– Про то помню, да только Симеону Царьград точно кость в горле, всегда готов против выступить.
– Думаешь, с нами пойдет? – поосторожничал Хорень.
– Пойти не пойдет, а помощь оказать может. Главное, чтобы ромеи раньше времени ни о чем не пронюхали. Если конники смогут одновременно с нами подойти к городу со стороны Болгарии, то царьградцам туго придется.
– Князь, город силен не только защитниками. Сами царьградцы, может, и слабы, но сидят за крепкими стенами, имеют огонь, который мечут в корабли, да еще и Суд цепью замыкают.
Олег коротко кивнул, встал и, задумчиво глядя в открытое окно, проговорил:
– Обо всем этом знаю и помню. Ромеи сейчас надвое разорваны, им не до нас, с персидами воюют. Весь флот в море ушел, да не Русское, а греческое. А огонь они метать смогут только со стен. К ним и подходить не будем. А цепь? Посуху обойдем!

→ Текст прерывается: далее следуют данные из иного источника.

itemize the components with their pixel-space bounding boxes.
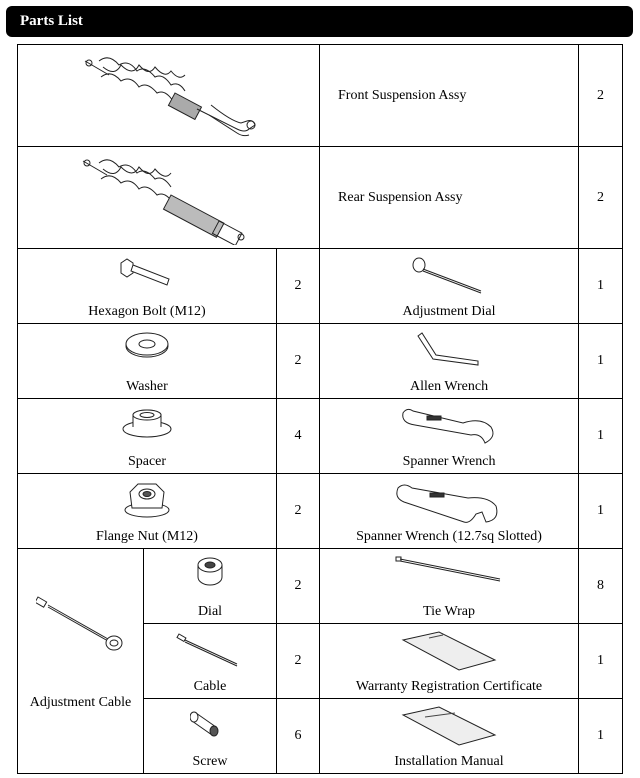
part-cell: [18, 474, 277, 549]
part-cell: [18, 399, 277, 474]
table-row: [18, 249, 623, 324]
allen-wrench-icon: [414, 330, 484, 366]
table-row: [18, 474, 623, 549]
part-qty: 2: [277, 474, 320, 549]
part-qty: 1: [579, 474, 623, 549]
part-name: Adjustment Dial: [402, 304, 496, 319]
part-qty: 2: [277, 324, 320, 399]
part-cell: [320, 699, 579, 774]
cable-icon: [175, 630, 245, 670]
part-name: Screw: [192, 754, 228, 769]
table-row: [18, 549, 623, 624]
part-name: Adjustment Cable: [29, 695, 132, 710]
slotted-spanner-wrench-icon: [394, 480, 504, 526]
part-name: Hexagon Bolt (M12): [88, 304, 206, 319]
part-name: Washer: [126, 379, 168, 394]
certificate-icon: [399, 630, 499, 672]
part-name: Rear Suspension Assy: [320, 147, 579, 249]
part-name: Dial: [197, 604, 223, 619]
front-suspension-image-cell: [18, 45, 320, 147]
part-qty: 6: [277, 699, 320, 774]
part-cell: [144, 624, 277, 699]
part-qty: 2: [579, 147, 623, 249]
washer-icon: [122, 330, 172, 360]
part-qty: 2: [277, 549, 320, 624]
part-qty: 4: [277, 399, 320, 474]
part-qty: 2: [277, 249, 320, 324]
part-qty: 8: [579, 549, 623, 624]
part-cell: [320, 324, 579, 399]
screw-icon: [190, 705, 230, 741]
front-suspension-icon: [79, 51, 259, 143]
part-name: Spanner Wrench (12.7sq Slotted): [356, 529, 542, 544]
part-name: Spanner Wrench: [402, 454, 496, 469]
table-row: [18, 45, 623, 147]
part-cell: [320, 474, 579, 549]
part-qty: 1: [579, 699, 623, 774]
part-qty: 1: [579, 624, 623, 699]
part-name: Warranty Registration Certificate: [355, 679, 543, 694]
flange-nut-icon: [122, 480, 172, 520]
part-qty: 2: [579, 45, 623, 147]
spacer-icon: [119, 405, 175, 439]
dial-icon: [192, 555, 228, 591]
part-cell: [320, 399, 579, 474]
part-cell: [320, 624, 579, 699]
part-qty: 2: [277, 624, 320, 699]
tie-wrap-icon: [394, 555, 504, 585]
part-qty: 1: [579, 399, 623, 474]
part-name: Front Suspension Assy: [320, 45, 579, 147]
part-qty: 1: [579, 324, 623, 399]
part-cell: [18, 549, 144, 774]
adjustment-cable-icon: [36, 593, 126, 653]
part-cell: [18, 249, 277, 324]
page-title: Parts List: [20, 13, 83, 29]
hexagon-bolt-icon: [117, 255, 177, 289]
part-cell: [144, 699, 277, 774]
table-row: [18, 324, 623, 399]
part-cell: [320, 549, 579, 624]
rear-suspension-icon: [79, 153, 259, 245]
part-name: Installation Manual: [394, 754, 504, 769]
part-cell: [18, 324, 277, 399]
part-qty: 1: [579, 249, 623, 324]
part-name: Allen Wrench: [409, 379, 489, 394]
adjustment-dial-icon: [409, 255, 489, 295]
part-name: Cable: [193, 679, 227, 694]
manual-icon: [399, 705, 499, 747]
spanner-wrench-icon: [399, 405, 499, 445]
rear-suspension-image-cell: [18, 147, 320, 249]
table-row: [18, 399, 623, 474]
part-name: Spacer: [127, 454, 167, 469]
table-row: [18, 147, 623, 249]
parts-list-header: [6, 6, 633, 37]
part-name: Flange Nut (M12): [96, 529, 198, 544]
part-cell: [320, 249, 579, 324]
parts-table: [17, 44, 623, 774]
part-name: Tie Wrap: [423, 604, 475, 619]
part-cell: [144, 549, 277, 624]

– Как это посуху? – не совсем понял Хорень, но не успел князь ответить, как закивал головой, показывая, что догадался. – Волоком?

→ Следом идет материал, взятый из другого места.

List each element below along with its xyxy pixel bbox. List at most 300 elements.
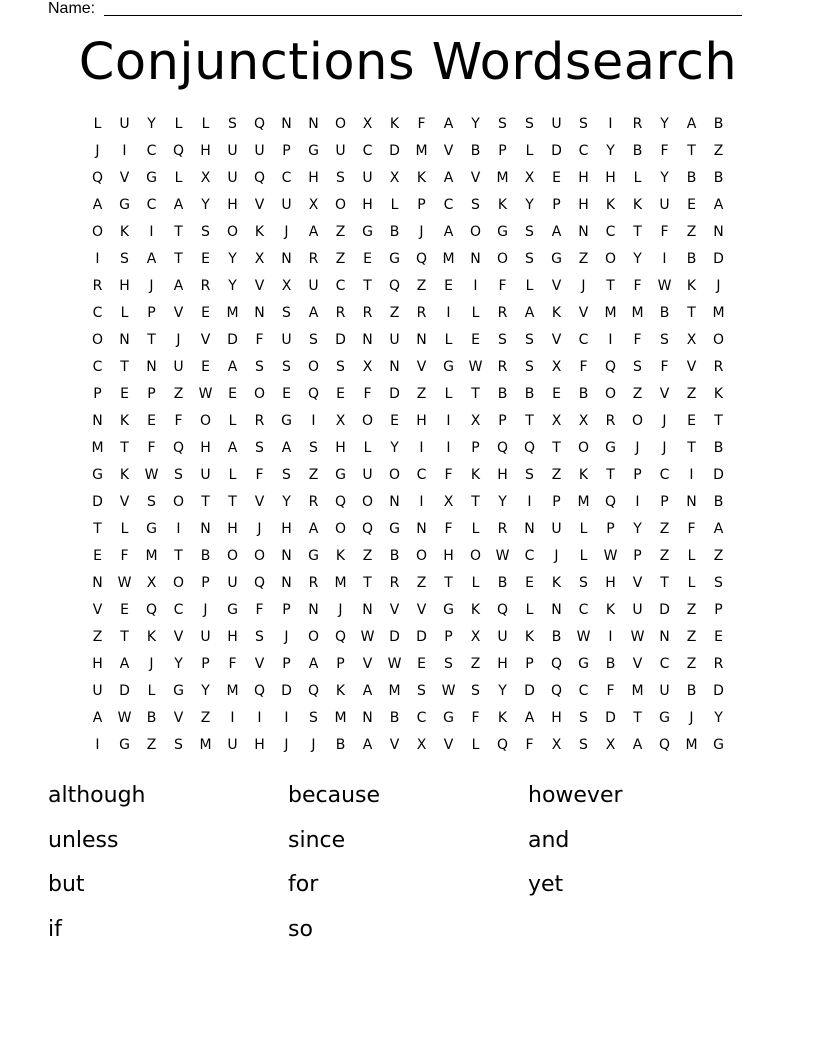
grid-letter: M — [685, 737, 698, 753]
grid-letter: P — [147, 305, 156, 321]
grid-letter: L — [525, 278, 534, 294]
word-list-item: and — [528, 827, 570, 853]
grid-letter: S — [201, 224, 210, 240]
grid-letter: Y — [174, 656, 183, 672]
grid-letter: N — [713, 224, 724, 240]
grid-letter: A — [146, 251, 157, 267]
grid-letter: J — [284, 629, 289, 645]
grid-letter: W — [117, 575, 132, 591]
grid-letter: T — [444, 575, 453, 591]
grid-letter: Q — [658, 737, 671, 753]
grid-letter: M — [388, 683, 401, 699]
grid-letter: R — [308, 494, 319, 510]
grid-letter: M — [442, 251, 455, 267]
grid-letter: S — [336, 170, 345, 186]
grid-letter: V — [362, 656, 373, 672]
grid-letter: E — [471, 332, 480, 348]
grid-letter: X — [362, 359, 373, 375]
grid-letter: W — [387, 656, 402, 672]
grid-letter: G — [146, 521, 157, 537]
grid-letter: A — [173, 197, 184, 213]
grid-letter: I — [446, 305, 451, 321]
grid-letter: P — [93, 386, 102, 402]
grid-letter: N — [281, 575, 292, 591]
grid-letter: O — [253, 386, 266, 402]
grid-letter: S — [525, 359, 534, 375]
grid-letter: G — [281, 413, 292, 429]
grid-letter: U — [200, 467, 211, 483]
grid-letter: I — [284, 710, 289, 726]
grid-letter: E — [201, 359, 210, 375]
grid-letter: A — [632, 737, 643, 753]
grid-letter: G — [389, 521, 400, 537]
grid-letter: I — [662, 251, 667, 267]
grid-letter: K — [524, 629, 535, 645]
grid-letter: Y — [282, 494, 291, 510]
grid-letter: M — [334, 575, 347, 591]
grid-letter: Q — [550, 656, 563, 672]
grid-letter: J — [689, 710, 694, 726]
letter-grid — [84, 111, 732, 759]
grid-letter: E — [714, 629, 723, 645]
grid-letter: V — [632, 575, 643, 591]
grid-row — [84, 732, 732, 759]
grid-letter: X — [281, 278, 292, 294]
grid-letter: P — [552, 197, 561, 213]
grid-row — [84, 381, 732, 408]
grid-letter: L — [471, 305, 480, 321]
grid-letter: J — [284, 224, 289, 240]
grid-letter: N — [470, 251, 481, 267]
grid-letter: H — [281, 521, 292, 537]
word-list-item: unless — [48, 827, 119, 853]
grid-letter: G — [119, 197, 130, 213]
grid-letter: L — [579, 548, 588, 564]
grid-letter: E — [390, 413, 399, 429]
grid-letter: Y — [606, 143, 615, 159]
grid-letter: W — [117, 710, 132, 726]
grid-letter: O — [361, 413, 374, 429]
grid-letter: S — [444, 656, 453, 672]
grid-letter: R — [200, 278, 211, 294]
grid-letter: V — [173, 710, 184, 726]
grid-letter: K — [335, 548, 346, 564]
grid-letter: E — [525, 575, 534, 591]
grid-letter: I — [527, 494, 532, 510]
grid-letter: F — [498, 278, 507, 294]
grid-letter: P — [147, 386, 156, 402]
grid-letter: B — [686, 170, 697, 186]
grid-letter: Z — [686, 629, 697, 645]
grid-letter: X — [551, 737, 562, 753]
grid-letter: G — [389, 251, 400, 267]
grid-letter: C — [659, 467, 670, 483]
grid-letter: Y — [201, 197, 210, 213]
grid-letter: V — [632, 656, 643, 672]
grid-letter: C — [578, 683, 589, 699]
grid-letter: H — [578, 170, 589, 186]
grid-letter: U — [200, 629, 211, 645]
grid-letter: Q — [604, 359, 617, 375]
grid-letter: O — [253, 548, 266, 564]
grid-letter: Y — [390, 440, 399, 456]
grid-letter: U — [659, 197, 670, 213]
grid-letter: S — [633, 359, 642, 375]
grid-letter: D — [119, 683, 130, 699]
grid-letter: S — [309, 440, 318, 456]
grid-letter: P — [633, 548, 642, 564]
grid-letter: Y — [498, 683, 507, 699]
grid-letter: A — [308, 305, 319, 321]
grid-letter: N — [362, 602, 373, 618]
grid-letter: Q — [523, 440, 536, 456]
grid-letter: N — [308, 602, 319, 618]
grid-letter: F — [606, 683, 615, 699]
grid-letter: V — [416, 359, 427, 375]
grid-letter: B — [713, 440, 724, 456]
grid-letter: U — [335, 143, 346, 159]
grid-letter: C — [605, 224, 616, 240]
grid-row — [84, 597, 732, 624]
grid-letter: F — [633, 278, 642, 294]
grid-letter: E — [363, 251, 372, 267]
grid-letter: Z — [146, 737, 157, 753]
grid-letter: N — [686, 494, 697, 510]
grid-letter: O — [388, 467, 401, 483]
grid-letter: A — [173, 278, 184, 294]
grid-letter: N — [308, 116, 319, 132]
grid-letter: Z — [713, 143, 724, 159]
grid-letter: K — [470, 602, 481, 618]
grid-letter: U — [227, 170, 238, 186]
word-list-item: if — [48, 916, 62, 942]
grid-letter: E — [444, 278, 453, 294]
grid-letter: U — [551, 116, 562, 132]
grid-letter: Z — [200, 710, 211, 726]
grid-letter: Z — [470, 656, 481, 672]
grid-letter: H — [605, 575, 616, 591]
grid-letter: P — [552, 494, 561, 510]
grid-letter: V — [389, 602, 400, 618]
grid-letter: C — [416, 710, 427, 726]
grid-letter: C — [362, 143, 373, 159]
grid-letter: Y — [525, 197, 534, 213]
grid-letter: T — [687, 440, 696, 456]
grid-letter: S — [309, 710, 318, 726]
grid-letter: H — [227, 197, 238, 213]
grid-letter: Z — [416, 386, 427, 402]
word-list-item: but — [48, 872, 85, 897]
grid-letter: V — [173, 629, 184, 645]
grid-letter: X — [551, 413, 562, 429]
grid-letter: M — [91, 440, 104, 456]
grid-letter: F — [174, 413, 183, 429]
grid-letter: U — [119, 116, 130, 132]
grid-letter: Q — [334, 629, 347, 645]
grid-letter: G — [578, 656, 589, 672]
grid-row — [84, 246, 732, 273]
grid-letter: W — [603, 548, 618, 564]
grid-letter: L — [579, 521, 588, 537]
grid-letter: L — [147, 683, 156, 699]
grid-letter: Y — [660, 170, 669, 186]
grid-letter: P — [471, 440, 480, 456]
grid-letter: V — [119, 170, 130, 186]
grid-letter: R — [92, 278, 103, 294]
grid-letter: B — [335, 737, 346, 753]
grid-letter: B — [146, 710, 157, 726]
grid-letter: C — [146, 143, 157, 159]
grid-row — [84, 192, 732, 219]
grid-letter: D — [713, 467, 724, 483]
grid-letter: T — [228, 494, 237, 510]
grid-letter: O — [334, 197, 347, 213]
grid-letter: R — [632, 116, 643, 132]
grid-letter: X — [254, 251, 265, 267]
grid-letter: R — [605, 413, 616, 429]
grid-letter: G — [605, 440, 616, 456]
grid-letter: P — [417, 197, 426, 213]
grid-letter: U — [632, 602, 643, 618]
grid-letter: S — [579, 710, 588, 726]
grid-letter: O — [172, 494, 185, 510]
grid-letter: J — [176, 332, 181, 348]
grid-letter: Z — [389, 305, 400, 321]
grid-letter: N — [551, 602, 562, 618]
grid-letter: A — [281, 440, 292, 456]
grid-letter: C — [659, 656, 670, 672]
grid-letter: L — [228, 413, 237, 429]
grid-letter: N — [362, 710, 373, 726]
grid-letter: C — [281, 170, 292, 186]
grid-letter: Y — [714, 710, 723, 726]
grid-letter: N — [524, 521, 535, 537]
grid-letter: P — [525, 656, 534, 672]
grid-letter: I — [635, 494, 640, 510]
grid-letter: N — [362, 332, 373, 348]
grid-letter: J — [419, 224, 424, 240]
grid-letter: B — [578, 386, 589, 402]
grid-letter: B — [551, 629, 562, 645]
grid-letter: C — [173, 602, 184, 618]
word-list-item: because — [288, 783, 381, 808]
grid-letter: B — [389, 548, 400, 564]
grid-letter: Q — [334, 494, 347, 510]
word-list-item: for — [288, 872, 319, 897]
grid-letter: N — [578, 224, 589, 240]
grid-letter: W — [630, 629, 645, 645]
grid-letter: K — [389, 116, 400, 132]
grid-letter: S — [498, 332, 507, 348]
grid-letter: E — [228, 386, 237, 402]
grid-letter: V — [119, 494, 130, 510]
grid-letter: O — [631, 413, 644, 429]
grid-letter: F — [687, 521, 696, 537]
grid-letter: H — [227, 629, 238, 645]
grid-letter: U — [497, 629, 508, 645]
grid-letter: W — [360, 629, 375, 645]
grid-letter: C — [443, 197, 454, 213]
grid-letter: G — [443, 710, 454, 726]
grid-letter: O — [469, 548, 482, 564]
grid-letter: H — [92, 656, 103, 672]
grid-letter: P — [282, 602, 291, 618]
grid-letter: T — [120, 629, 129, 645]
grid-letter: C — [578, 602, 589, 618]
grid-letter: M — [604, 305, 617, 321]
grid-letter: R — [254, 413, 265, 429]
grid-letter: O — [91, 332, 104, 348]
grid-letter: B — [713, 170, 724, 186]
grid-letter: K — [497, 197, 508, 213]
grid-letter: U — [281, 197, 292, 213]
grid-letter: K — [119, 467, 130, 483]
grid-letter: T — [363, 278, 372, 294]
grid-letter: I — [95, 251, 100, 267]
grid-letter: A — [551, 224, 562, 240]
grid-letter: V — [254, 197, 265, 213]
grid-letter: F — [147, 440, 156, 456]
grid-letter: Z — [551, 467, 562, 483]
grid-letter: O — [91, 224, 104, 240]
grid-letter: M — [199, 737, 212, 753]
grid-letter: I — [419, 440, 424, 456]
grid-letter: T — [93, 521, 102, 537]
grid-letter: B — [659, 305, 670, 321]
grid-letter: J — [338, 602, 343, 618]
grid-letter: N — [416, 521, 427, 537]
grid-letter: T — [606, 467, 615, 483]
grid-letter: O — [226, 548, 239, 564]
grid-letter: T — [363, 575, 372, 591]
grid-letter: K — [335, 683, 346, 699]
grid-letter: D — [92, 494, 103, 510]
grid-letter: S — [255, 440, 264, 456]
grid-letter: C — [146, 197, 157, 213]
grid-row — [84, 570, 732, 597]
grid-letter: V — [443, 143, 454, 159]
grid-letter: L — [471, 521, 480, 537]
grid-letter: O — [712, 332, 725, 348]
grid-letter: L — [174, 116, 183, 132]
grid-letter: K — [470, 467, 481, 483]
grid-letter: Q — [496, 440, 509, 456]
grid-letter: A — [227, 440, 238, 456]
grid-letter: A — [308, 224, 319, 240]
grid-letter: N — [281, 116, 292, 132]
grid-letter: A — [308, 656, 319, 672]
grid-letter: E — [552, 386, 561, 402]
grid-letter: K — [578, 467, 589, 483]
grid-letter: F — [471, 710, 480, 726]
grid-letter: Q — [388, 278, 401, 294]
grid-letter: T — [471, 494, 480, 510]
grid-letter: T — [120, 440, 129, 456]
grid-letter: R — [335, 305, 346, 321]
grid-row — [84, 354, 732, 381]
grid-letter: G — [92, 467, 103, 483]
grid-letter: D — [389, 386, 400, 402]
grid-letter: G — [308, 548, 319, 564]
grid-letter: Z — [92, 629, 103, 645]
grid-letter: N — [146, 359, 157, 375]
grid-letter: I — [149, 224, 154, 240]
grid-letter: S — [498, 116, 507, 132]
grid-letter: S — [120, 251, 129, 267]
grid-row — [84, 111, 732, 138]
grid-letter: J — [662, 440, 667, 456]
grid-letter: V — [686, 359, 697, 375]
grid-letter: H — [200, 143, 211, 159]
grid-letter: B — [686, 251, 697, 267]
grid-letter: E — [201, 305, 210, 321]
grid-letter: Q — [307, 386, 320, 402]
grid-letter: K — [497, 710, 508, 726]
grid-letter: B — [686, 683, 697, 699]
grid-letter: N — [389, 359, 400, 375]
grid-letter: A — [524, 305, 535, 321]
grid-letter: B — [389, 224, 400, 240]
grid-letter: I — [311, 413, 316, 429]
grid-letter: S — [525, 332, 534, 348]
grid-letter: X — [578, 413, 589, 429]
grid-letter: E — [93, 548, 102, 564]
grid-letter: C — [578, 143, 589, 159]
grid-letter: U — [308, 278, 319, 294]
grid-letter: O — [496, 251, 509, 267]
grid-letter: C — [92, 305, 103, 321]
grid-letter: T — [687, 143, 696, 159]
grid-letter: O — [361, 494, 374, 510]
grid-letter: M — [631, 683, 644, 699]
grid-letter: V — [578, 305, 589, 321]
grid-letter: P — [498, 413, 507, 429]
grid-letter: R — [497, 359, 508, 375]
grid-letter: N — [281, 548, 292, 564]
grid-letter: T — [552, 440, 561, 456]
grid-letter: V — [551, 278, 562, 294]
grid-letter: F — [660, 143, 669, 159]
grid-letter: H — [254, 737, 265, 753]
grid-letter: I — [608, 332, 613, 348]
grid-letter: A — [362, 737, 373, 753]
page-title: Conjunctions Wordsearch — [78, 33, 738, 92]
grid-letter: Y — [228, 251, 237, 267]
grid-letter: A — [308, 521, 319, 537]
grid-letter: O — [604, 386, 617, 402]
grid-letter: G — [227, 602, 238, 618]
grid-letter: S — [525, 467, 534, 483]
grid-letter: J — [554, 548, 559, 564]
grid-letter: K — [713, 386, 724, 402]
grid-row — [84, 624, 732, 651]
grid-letter: V — [254, 656, 265, 672]
grid-letter: K — [416, 170, 427, 186]
grid-letter: I — [419, 494, 424, 510]
name-line[interactable] — [104, 15, 742, 16]
grid-letter: B — [200, 548, 211, 564]
grid-letter: Q — [253, 683, 266, 699]
grid-letter: Y — [471, 116, 480, 132]
grid-letter: T — [714, 413, 723, 429]
grid-letter: G — [497, 224, 508, 240]
grid-letter: W — [576, 629, 591, 645]
grid-letter: F — [633, 332, 642, 348]
grid-letter: W — [144, 467, 159, 483]
grid-letter: K — [551, 305, 562, 321]
grid-letter: E — [552, 170, 561, 186]
grid-letter: P — [336, 656, 345, 672]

– Волоком, – согласился Олег. – Вот и договоришься, чтоб еще и дерева Симеон дал, не тащить же от самого Киева!
– Все сделаю, князь, быстро обернусь!
– Если сам не вернешься, пока мы до Царьграда доберемся, то кого пришли, чтоб я знал, что ты договорился.

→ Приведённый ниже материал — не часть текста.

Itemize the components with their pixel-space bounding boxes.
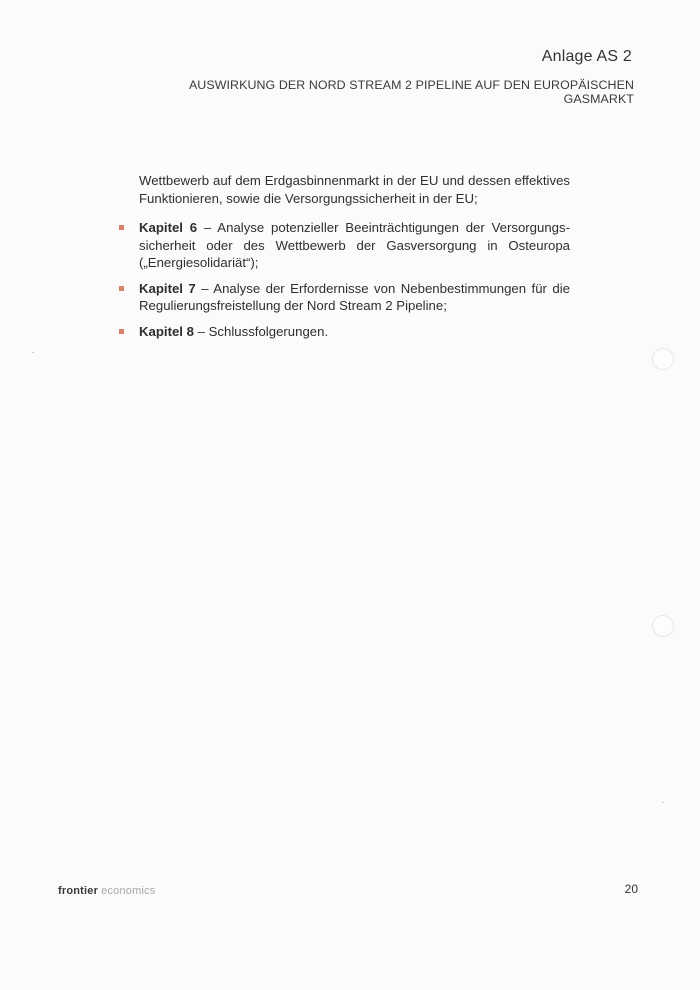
- list-item: [118, 280, 570, 315]
- square-bullet-icon: [119, 225, 124, 230]
- chapter-label: Kapitel 7: [139, 280, 196, 296]
- footer-logo: [58, 885, 156, 897]
- chapter-label: Kapitel 8: [139, 323, 194, 339]
- running-title: AUSWIRKUNG DER NORD STREAM 2 PIPELINE AUF DEN EUROPÄISCHEN GASMARKT: [188, 78, 634, 106]
- punch-hole-mark: [652, 348, 674, 370]
- scan-speck: [662, 802, 664, 803]
- chapter-label: Kapitel 6: [139, 220, 198, 235]
- footer-logo-part-2: economics: [101, 885, 156, 897]
- scan-speck: [32, 352, 34, 353]
- chapter-list: [118, 219, 570, 340]
- list-item: [118, 323, 570, 341]
- list-item: [118, 219, 570, 272]
- footer-logo-part-1: frontier: [58, 885, 99, 897]
- chapter-description: – Analyse potenzieller Beeinträchtigungen der Versorgungs-sicherheit oder des Wettbewerb der Gasversorgung in Osteuropa („Energiesolidariät“);: [139, 220, 571, 270]
- punch-hole-mark: [652, 615, 674, 637]
- body-text: [118, 172, 570, 348]
- chapter-description: – Analyse der Erfordernisse von Nebenbestimmungen für die Regulierungsfreistellung der Nord Stream 2 Pipeline;: [139, 280, 570, 313]
- square-bullet-icon: [119, 286, 124, 291]
- square-bullet-icon: [119, 329, 124, 334]
- annex-label: Anlage AS 2: [541, 48, 632, 65]
- chapter-description: – Schlussfolgerungen.: [193, 323, 329, 339]
- page-number: 20: [624, 882, 638, 896]
- continued-paragraph: Wettbewerb auf dem Erdgasbinnenmarkt in der EU und dessen effektives Funktionieren, sowie die Versorgungssicherheit in der EU;: [139, 173, 570, 206]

Уже на следующее утро рыжий конь уносил Хореня от Киева. Рядом с ним ехали крепкие сильные парни – защита от татей. От степняков защищаться бесполезно, их столько, что лишь дружина справится, да и то не всегда. Дорога предстояла тяжелая, поэтому все четверо были в полном вооружении, а к седлам приторочены большие кожаные сумы – не всегда стоит полагаться на мечи, иногда златом можно путь быстрее проложить, чем клинками. Этому Хореня научил Раголд. Сам свей уже второй год сидел в Царьграде и регулярно присылал к князю своих вестников.
Сторожевой у ворот покачал головой вслед всадникам – и куда поехали? Через степь дорога опасная. Видно, княжье поручение выполняют, вон как торопятся… Он задумчиво поскреб рукой затылок, почему-то вздохнул и кряхтя отправился на свое место к вратам – стоять срок. Когда был помоложе, тоже хотелось вот так скакать, выполняя княжий наказ, только со временем стал медлительным и неповоротливым, и теперь такое желание поутихло. Все же пыль позади коней навеяла ему чуть грустные размышления о собственной жизни, о том, что так и пройдет она никому не нужной… Но долго думать сторожевой просто не мог, много мыслей не помещалось в его голове, потому, завидев, как в луже наподалеку ворона пристроилась вымачивать засохший хлеб, он сразу забыл и о конниках, и о никчемности своей жизни.